La rupture éclata le 26 octobre 2018. Sirisena nomma Rajapaksa au poste de Premier ministre avant même d'avoir formellement démis Wickremesinghe, plongeant le pays dans une crise constitutionnelle inédite où deux hommes revendiquaient simultanément la fonction. Wickremesinghe et l'UNP dénoncèrent une manœuvre illégale et refusèrent de céder. Le président prorogea le Parlement, puis tenta de le dissoudre le 9 novembre. La Cour suprême suspendit la dissolution, puis, en décembre, la jugea contraire à la Constitution. Rajapaksa renonça à réclamer le poste, Wickremesinghe fut réinstallé, et la crise s'acheva après sept semaines de paralysie politique et économique.
Le répit fut de courte durée. En avril 2019, les attentats de Pâques, qui firent plus de 250 morts, révélèrent des failles béantes dans l'appareil sécuritaire et rouvrirent la voie au discours d'ordre des Rajapaksa. En novembre 2019, Gotabaya Rajapaksa, frère de Mahinda et ancien secrétaire à la Défense pendant la fin de la guerre civile, remporta la présidentielle avec 52,25 % des voix. Il nomma aussitôt Mahinda Premier ministre, un poste que ce dernier consolida après la large victoire du SLPP aux législatives de 2020. Le clan que les électeurs avaient écarté en 2015 était de retour, cette fois au sommet de l'exécutif et du gouvernement.
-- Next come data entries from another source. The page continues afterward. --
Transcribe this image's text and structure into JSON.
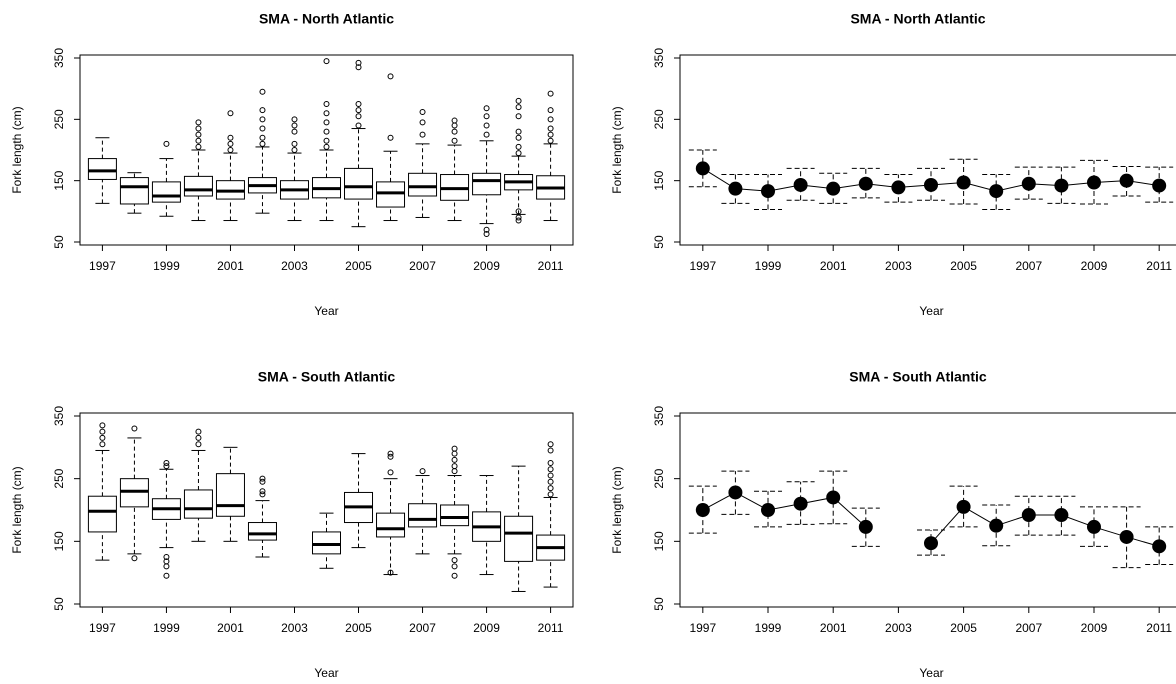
{
  "chart_data": [
    {
      "type": "box",
      "title": "SMA - North Atlantic",
      "x_label": "Year",
      "y_label": "Fork length (cm)",
      "xlim": [
        1996.3,
        2011.7
      ],
      "xticks": [
        1997,
        1999,
        2001,
        2003,
        2005,
        2007,
        2009,
        2011
      ],
      "ylim": [
        50,
        350
      ],
      "yticks": [
        50,
        150,
        250,
        350
      ],
      "x": [
        1997,
        1998,
        1999,
        2000,
        2001,
        2002,
        2003,
        2004,
        2005,
        2006,
        2007,
        2008,
        2009,
        2010,
        2011
      ],
      "min": [
        113,
        97,
        92,
        85,
        85,
        97,
        85,
        85,
        75,
        85,
        90,
        85,
        80,
        95,
        85
      ],
      "q1": [
        152,
        112,
        115,
        125,
        120,
        130,
        120,
        122,
        120,
        107,
        125,
        118,
        127,
        135,
        120
      ],
      "median": [
        166,
        140,
        125,
        135,
        133,
        142,
        135,
        137,
        140,
        130,
        140,
        137,
        150,
        148,
        138
      ],
      "q3": [
        186,
        155,
        148,
        157,
        150,
        155,
        150,
        155,
        170,
        148,
        162,
        160,
        162,
        160,
        158
      ],
      "max": [
        220,
        163,
        186,
        200,
        195,
        205,
        195,
        200,
        235,
        198,
        210,
        208,
        215,
        190,
        210
      ],
      "outliers": [
        [],
        [],
        [
          210
        ],
        [
          205,
          215,
          225,
          235,
          245
        ],
        [
          200,
          210,
          220,
          260
        ],
        [
          210,
          220,
          235,
          250,
          265,
          295
        ],
        [
          200,
          210,
          230,
          240,
          250
        ],
        [
          205,
          215,
          230,
          245,
          260,
          275,
          345
        ],
        [
          240,
          255,
          265,
          275,
          335,
          342
        ],
        [
          220,
          320
        ],
        [
          225,
          245,
          262
        ],
        [
          215,
          230,
          240,
          248
        ],
        [
          63,
          70,
          225,
          240,
          255,
          268
        ],
        [
          85,
          90,
          100,
          195,
          205,
          220,
          230,
          255,
          270,
          280
        ],
        [
          215,
          225,
          235,
          250,
          265,
          292
        ]
      ]
    },
    {
      "type": "errorbar",
      "title": "SMA - North Atlantic",
      "x_label": "Year",
      "y_label": "Fork length (cm)",
      "xlim": [
        1996.3,
        2011.7
      ],
      "xticks": [
        1997,
        1999,
        2001,
        2003,
        2005,
        2007,
        2009,
        2011
      ],
      "ylim": [
        50,
        350
      ],
      "yticks": [
        50,
        150,
        250,
        350
      ],
      "x": [
        1997,
        1998,
        1999,
        2000,
        2001,
        2002,
        2003,
        2004,
        2005,
        2006,
        2007,
        2008,
        2009,
        2010,
        2011
      ],
      "values": [
        170,
        137,
        133,
        143,
        137,
        145,
        139,
        143,
        147,
        133,
        145,
        142,
        147,
        150,
        142
      ],
      "lower": [
        140,
        113,
        103,
        118,
        113,
        122,
        115,
        118,
        112,
        103,
        120,
        113,
        112,
        125,
        115
      ],
      "upper": [
        200,
        160,
        160,
        170,
        162,
        170,
        160,
        170,
        185,
        160,
        172,
        172,
        183,
        173,
        172
      ]
    },
    {
      "type": "box",
      "title": "SMA - South Atlantic",
      "x_label": "Year",
      "y_label": "Fork length (cm)",
      "xlim": [
        1996.3,
        2011.7
      ],
      "xticks": [
        1997,
        1999,
        2001,
        2003,
        2005,
        2007,
        2009,
        2011
      ],
      "ylim": [
        50,
        350
      ],
      "yticks": [
        50,
        150,
        250,
        350
      ],
      "x": [
        1997,
        1998,
        1999,
        2000,
        2001,
        2002,
        2003,
        2004,
        2005,
        2006,
        2007,
        2008,
        2009,
        2010,
        2011
      ],
      "min": [
        120,
        130,
        140,
        150,
        150,
        125,
        null,
        107,
        140,
        97,
        130,
        130,
        97,
        70,
        77
      ],
      "q1": [
        165,
        205,
        185,
        187,
        190,
        152,
        null,
        130,
        180,
        157,
        173,
        175,
        150,
        118,
        120
      ],
      "median": [
        198,
        230,
        202,
        202,
        207,
        162,
        null,
        145,
        205,
        170,
        185,
        188,
        173,
        163,
        140
      ],
      "q3": [
        222,
        250,
        218,
        232,
        258,
        180,
        null,
        165,
        228,
        195,
        210,
        208,
        197,
        190,
        160
      ],
      "max": [
        295,
        315,
        265,
        295,
        300,
        215,
        null,
        195,
        290,
        250,
        255,
        255,
        255,
        270,
        220
      ],
      "outliers": [
        [
          305,
          315,
          325,
          335
        ],
        [
          123,
          330
        ],
        [
          95,
          110,
          118,
          125,
          270,
          275
        ],
        [
          305,
          315,
          325
        ],
        [],
        [
          225,
          230,
          245,
          250
        ],
        [],
        [],
        [],
        [
          100,
          260,
          285,
          290
        ],
        [
          262
        ],
        [
          95,
          110,
          120,
          262,
          270,
          280,
          290,
          298
        ],
        [],
        [],
        [
          225,
          235,
          245,
          255,
          265,
          275,
          295,
          305
        ]
      ]
    },
    {
      "type": "errorbar",
      "title": "SMA - South Atlantic",
      "x_label": "Year",
      "y_label": "Fork length (cm)",
      "xlim": [
        1996.3,
        2011.7
      ],
      "xticks": [
        1997,
        1999,
        2001,
        2003,
        2005,
        2007,
        2009,
        2011
      ],
      "ylim": [
        50,
        350
      ],
      "yticks": [
        50,
        150,
        250,
        350
      ],
      "x": [
        1997,
        1998,
        1999,
        2000,
        2001,
        2002,
        2003,
        2004,
        2005,
        2006,
        2007,
        2008,
        2009,
        2010,
        2011
      ],
      "values": [
        200,
        228,
        200,
        210,
        220,
        173,
        null,
        147,
        205,
        175,
        192,
        192,
        173,
        157,
        142
      ],
      "lower": [
        163,
        193,
        173,
        177,
        178,
        142,
        null,
        128,
        173,
        143,
        160,
        160,
        142,
        108,
        113
      ],
      "upper": [
        238,
        262,
        230,
        245,
        262,
        203,
        null,
        168,
        238,
        208,
        222,
        222,
        205,
        205,
        173
      ]
    }
  ]
}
La suite appartient à l'histoire économique la plus sombre du pays. Au début de 2022, à court de devises, le Sri Lanka sombra dans les coupures d'électricité et les pénuries de carburant et de produits de base. Le cabinet démissionna en avril, Mahinda quitta le poste de Premier ministre en mai sous la pression de la rue. Le 13 juillet, Gotabaya Rajapaksa fuyait vers les Maldives puis Singapour, et démissionnait le lendemain, premier président sri-lankais à abandonner sa charge en cours de mandat. Sept ans après avoir concédé un « beau combat », le nom Rajapaksa quittait le pouvoir non par les urnes, mais par la porte dérobée d'un palais présidentiel envahi par les manifestants.